In May 1995, a 35-year-old unemployed plumber had rampaged through the streets of San Diego, California, on a stolen M60A3 tank. However, that’s where the comparisons with Bond’s adventure through the window to Europe begin and end. Were 007’s exploits as awesome as they were heroic, the story behind this tank-assisted jaunt through a densely populated city was a lot more depressing. Not even for the reasons you might think, either.
The man at the centre of it all was Shawn Timothy Nelson, a native of Clairemont, San Diego, who is a textbook example of a guy whose life leaves behind. At first, things seemed to be going pretty well for Nelson. He graduated from high school in 1976 before enlisting in the military in 1978. Despite lasting only two years before being honourably discharged for disciplinary issues, he served as a tank commander, which pointed to the thing that would, 15 years later, briefly make him a celebrity.

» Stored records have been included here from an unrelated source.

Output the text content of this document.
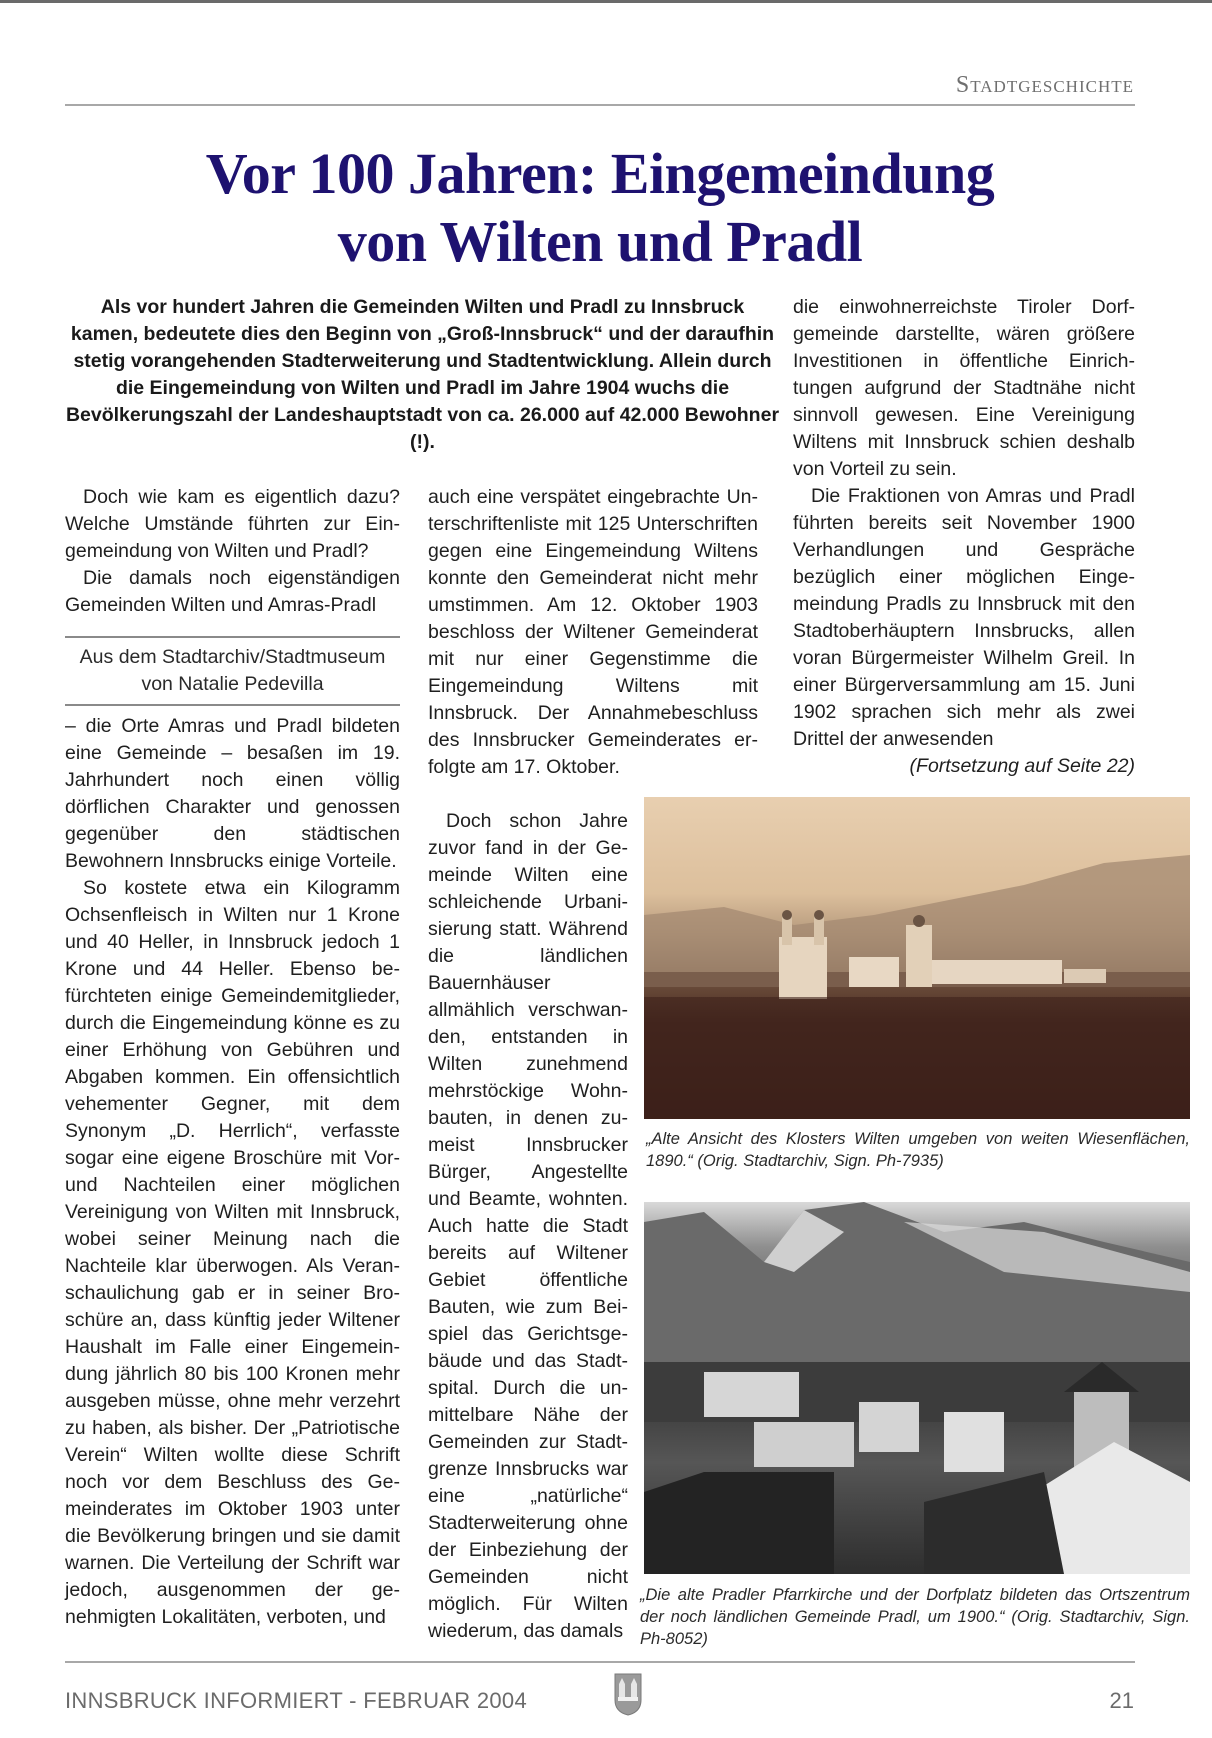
Stadtgeschichte
Vor 100 Jahren: Eingemeindung
von Wilten und Pradl
Als vor hundert Jahren die Gemeinden Wilten und Pradl zu Innsbruck kamen, bedeutete dies den Beginn von „Groß-Innsbruck“ und der daraufhin stetig vorangehenden Stadterweiterung und Stadtentwicklung. Allein durch die Eingemeindung von Wilten und Pradl im Jahre 1904 wuchs die Bevölkerungszahl der Landeshauptstadt von ca. 26.000 auf 42.000 Bewohner (!).

die einwohnerreichste Tiroler Dorfgemeinde darstellte, wären größere Investitionen in öffentliche Einrichtungen aufgrund der Stadtnähe nicht sinnvoll gewesen. Eine Vereinigung Wiltens mit Innsbruck schien deshalb von Vorteil zu sein.

Die Fraktionen von Amras und Pradl führten bereits seit November 1900 Verhandlungen und Gespräche bezüglich einer möglichen Eingemeindung Pradls zu Innsbruck mit den Stadtoberhäuptern Innsbrucks, allen voran Bürgermeister Wilhelm Greil. In einer Bürgerversammlung am 15. Juni 1902 sprachen sich mehr als zwei Drittel der anwesenden

(Fortsetzung auf Seite 22)

Doch wie kam es eigentlich dazu? Welche Umstände führten zur Eingemeindung von Wilten und Pradl?

Die damals noch eigenständigen Gemeinden Wilten und Amras-Pradl

Aus dem Stadtarchiv/Stadtmuseum
von Natalie Pedevilla

– die Orte Amras und Pradl bildeten eine Gemeinde – besaßen im 19. Jahrhundert noch einen völlig dörflichen Charakter und genossen gegenüber den städtischen Bewohnern Innsbrucks einige Vorteile.

So kostete etwa ein Kilogramm Ochsenfleisch in Wilten nur 1 Krone und 40 Heller, in Innsbruck jedoch 1 Krone und 44 Heller. Ebenso befürchteten einige Gemeindemitglieder, durch die Eingemeindung könne es zu einer Erhöhung von Gebühren und Abgaben kommen. Ein offensichtlich vehementer Gegner, mit dem Synonym „D. Herrlich“, verfasste sogar eine eigene Broschüre mit Vor- und Nachteilen einer möglichen Vereinigung von Wilten mit Innsbruck, wobei seiner Meinung nach die Nachteile klar überwogen. Als Veranschaulichung gab er in seiner Broschüre an, dass künftig jeder Wiltener Haushalt im Falle einer Eingemeindung jährlich 80 bis 100 Kronen mehr ausgeben müsse, ohne mehr verzehrt zu haben, als bisher. Der „Patriotische Verein“ Wilten wollte diese Schrift noch vor dem Beschluss des Gemeinderates im Oktober 1903 unter die Bevölkerung bringen und sie damit warnen. Die Verteilung der Schrift war jedoch, ausgenommen der genehmigten Lokalitäten, verboten, und

auch eine verspätet eingebrachte Unterschriftenliste mit 125 Unterschriften gegen eine Eingemeindung Wiltens konnte den Gemeinderat nicht mehr umstimmen. Am 12. Oktober 1903 beschloss der Wiltener Gemeinderat mit nur einer Gegenstimme die Eingemeindung Wiltens mit Innsbruck. Der Annahmebeschluss des Innsbrucker Gemeinderates erfolgte am 17. Oktober.

Doch schon Jahre zuvor fand in der Gemeinde Wilten eine schleichende Urbanisierung statt. Während die ländlichen Bauernhäuser allmählich verschwanden, entstanden in Wilten zunehmend mehrstöckige Wohnbauten, in denen zumeist Innsbrucker Bürger, Angestellte und Beamte, wohnten. Auch hatte die Stadt bereits auf Wiltener Gebiet öffentliche Bauten, wie zum Beispiel das Gerichtsgebäude und das Stadtspital. Durch die unmittelbare Nähe der Gemeinden zur Stadtgrenze Innsbrucks war eine „natürliche“ Stadterweiterung ohne der Einbeziehung der Gemeinden nicht möglich. Für Wilten wiederum, das damals

„Alte Ansicht des Klosters Wilten umgeben von weiten Wiesenflächen, 1890.“ (Orig. Stadtarchiv, Sign. Ph-7935)
„Die alte Pradler Pfarrkirche und der Dorfplatz bildeten das Ortszentrum der noch ländlichen Gemeinde Pradl, um 1900.“ (Orig. Stadtarchiv, Sign. Ph-8052)
INNSBRUCK INFORMIERT - FEBRUAR 2004	21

He could never know, however, that his celebrity would be posthumous.

Why did Nelson steal a tank?
Upon returning home, Nelson began a successful career as a plumber, working for several firms over the 1980s, and even married his high school sweetheart, Suzy Hellman, in 1984. He started his own business in 1991, and on the outside, you could see Nelson as a model American. Army vet, beautiful wife, successful career, all that was left would be a few kids, and the American dream would be complete, right? The truth is that Nelson’s life wasn’t so rosy on the inside.
See, those disciplinary issues that cut short his military career didn’t go away. He was a drinker and as the pressure of his job got to him, that only worsened and was combined with a methamphetamine addiction. He was hospitalised in 1990, suing them for malpractice. Hellman left him in 1991. His mother died in 1992. In 1994, his van containing all his plumbing tools was stolen, leaving him and his business to go bankrupt. By 1995, he was an unemployed addict whose house had just been foreclosed on, the power shut off, and his girlfriend had just left him.
With that in mind, it’s clear that his joyride was him being determined to go down in a blaze of glory, doing what he did best. He drove a van through the gates of a military base near his house, broke the three padlocks on the nearest tank and hurtled out into the San Diego evening. Clearly, he’s never lost his touch for the vehicle because, despite causing over a hundred thousand dollars in property damage, the only casualty of his joy ride was himself.
Eventually, the cops caught up, and Nelson refused to cooperate. A team of police officers prised the tank’s entrance lid off with bolt cutters and, unsure if Nelson was armed or not, shot him dead where he sat. Apparently, the smell of booze on him was so strong it could be smelt while the tank was still bolted shut.
The opposite of a Bond-esque fantasy, then, despite the surface similarities. If anyone really tries it, they don’t end up alive.